Fitday is tapping into this by making Genomelabs’ and other leading manufacturers’ nutraceutical products available easily to consumers. Collaborating with manufacturers like Nestle, Isopure and Optimum Nutrition, the self-funded brand hosts over 1000 SKUs on its platform.

Around 60 percent of the products available at Fitday are made by parent company Genomelabs while the rest is sourced from other brands.

“We partner with brands that believe and practice the same principles, i.e, sourcing organic and locally-grown produce, and using chemical-free raw materials to create affordable nutraceuticals. Fitday also offers fitness and nutrition consulting,” Suresh explains.

The Genomelabs facility in Hyderabad

Building awareness on nutraceuticals

Suresh’s goal has been to create well-researched nutraceutical products and build awareness on the crucial role they can play in boosting health and immunity.
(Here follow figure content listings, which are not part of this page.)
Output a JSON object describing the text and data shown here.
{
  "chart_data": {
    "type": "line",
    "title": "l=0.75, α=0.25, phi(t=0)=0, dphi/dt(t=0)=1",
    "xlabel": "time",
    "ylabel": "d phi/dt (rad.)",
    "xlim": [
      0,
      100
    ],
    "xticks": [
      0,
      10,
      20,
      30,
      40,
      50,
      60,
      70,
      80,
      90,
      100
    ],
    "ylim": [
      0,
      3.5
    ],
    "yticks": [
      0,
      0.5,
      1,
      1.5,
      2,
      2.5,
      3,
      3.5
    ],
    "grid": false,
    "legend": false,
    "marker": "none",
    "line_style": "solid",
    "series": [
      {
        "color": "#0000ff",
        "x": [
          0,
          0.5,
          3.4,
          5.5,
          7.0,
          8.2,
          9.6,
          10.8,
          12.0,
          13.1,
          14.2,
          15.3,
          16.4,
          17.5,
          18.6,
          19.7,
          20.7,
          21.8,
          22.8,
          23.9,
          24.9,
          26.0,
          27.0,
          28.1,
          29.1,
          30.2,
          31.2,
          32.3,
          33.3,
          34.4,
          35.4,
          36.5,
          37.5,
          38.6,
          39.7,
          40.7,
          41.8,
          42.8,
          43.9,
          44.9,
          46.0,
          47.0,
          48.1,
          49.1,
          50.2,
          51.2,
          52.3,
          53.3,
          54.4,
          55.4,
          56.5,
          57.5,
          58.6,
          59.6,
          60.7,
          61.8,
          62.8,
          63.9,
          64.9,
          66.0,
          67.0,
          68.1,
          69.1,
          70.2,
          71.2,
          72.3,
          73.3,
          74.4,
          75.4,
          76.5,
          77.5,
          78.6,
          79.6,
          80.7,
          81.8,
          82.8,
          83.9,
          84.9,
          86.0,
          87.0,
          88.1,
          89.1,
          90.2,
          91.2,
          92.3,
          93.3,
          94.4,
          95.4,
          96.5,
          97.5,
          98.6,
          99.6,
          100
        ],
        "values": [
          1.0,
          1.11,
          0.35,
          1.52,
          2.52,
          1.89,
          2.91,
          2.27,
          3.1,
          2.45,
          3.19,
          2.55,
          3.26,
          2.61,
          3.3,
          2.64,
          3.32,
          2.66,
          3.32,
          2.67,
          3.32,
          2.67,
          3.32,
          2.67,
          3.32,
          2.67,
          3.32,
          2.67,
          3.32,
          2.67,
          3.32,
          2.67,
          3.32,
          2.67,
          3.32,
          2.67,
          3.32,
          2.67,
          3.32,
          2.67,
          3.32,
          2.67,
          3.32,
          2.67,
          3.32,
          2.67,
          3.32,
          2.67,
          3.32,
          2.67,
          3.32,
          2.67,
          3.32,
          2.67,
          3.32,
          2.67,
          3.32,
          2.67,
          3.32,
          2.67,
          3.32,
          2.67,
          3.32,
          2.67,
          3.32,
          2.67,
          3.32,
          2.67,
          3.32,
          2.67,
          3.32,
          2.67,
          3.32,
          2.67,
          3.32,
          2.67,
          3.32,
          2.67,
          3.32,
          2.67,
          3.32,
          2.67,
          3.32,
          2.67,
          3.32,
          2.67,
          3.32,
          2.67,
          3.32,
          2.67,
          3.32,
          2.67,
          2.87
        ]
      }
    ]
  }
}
He says 70 percent of weight loss can be achieved through diet and the rest through exercise. According to him, it was a challenge building awareness about the importance of nutrition and dietary supplements such as nutraceuticals. This was especially true among people looking to boost their health and immunity primarily through exercise in the wake of the COVID-19 pandemic.

Suresh also stresses on the fact that Fitday is not merely an aggregator.

“Besides our products and services being available online and offline, we have highly-qualified nutritionists who offer free counselling and help guide customers with what suits their needs best. We also have machines for free BMI analysis and dieticians for creating personalised diet programmes,” he says.

The road ahead for Fitday

Although other fitness and wellness centres and hospitals have their own dieticians and health consultants, Fitday believes it is different as it is building a complete ecosystem for well-being right from product research, formulation, manufacturing, product sales, fitness and nutrition consulting.

Presently, Fitday supplies nutraceuticals across the country through its ecommerce platform. With the COVID-19 pandemic influencing the market to opt for healthy nutrition and supplements, Suresh is looking to set up 50 stores pan India in three years.

“The demand for nutraceuticals and functional foods is already witnessing an upward surge, with consumers opting for immunity-boosting supplements as a result of the COVID-19 pandemic,” he says, adding:

“We are looking to create a better quality of life across ages, tackle malnutrition that arises out of improper diet and eliminate lifestyle diseases. We consider this from a socio-economic angle and not purely as a business,” he says.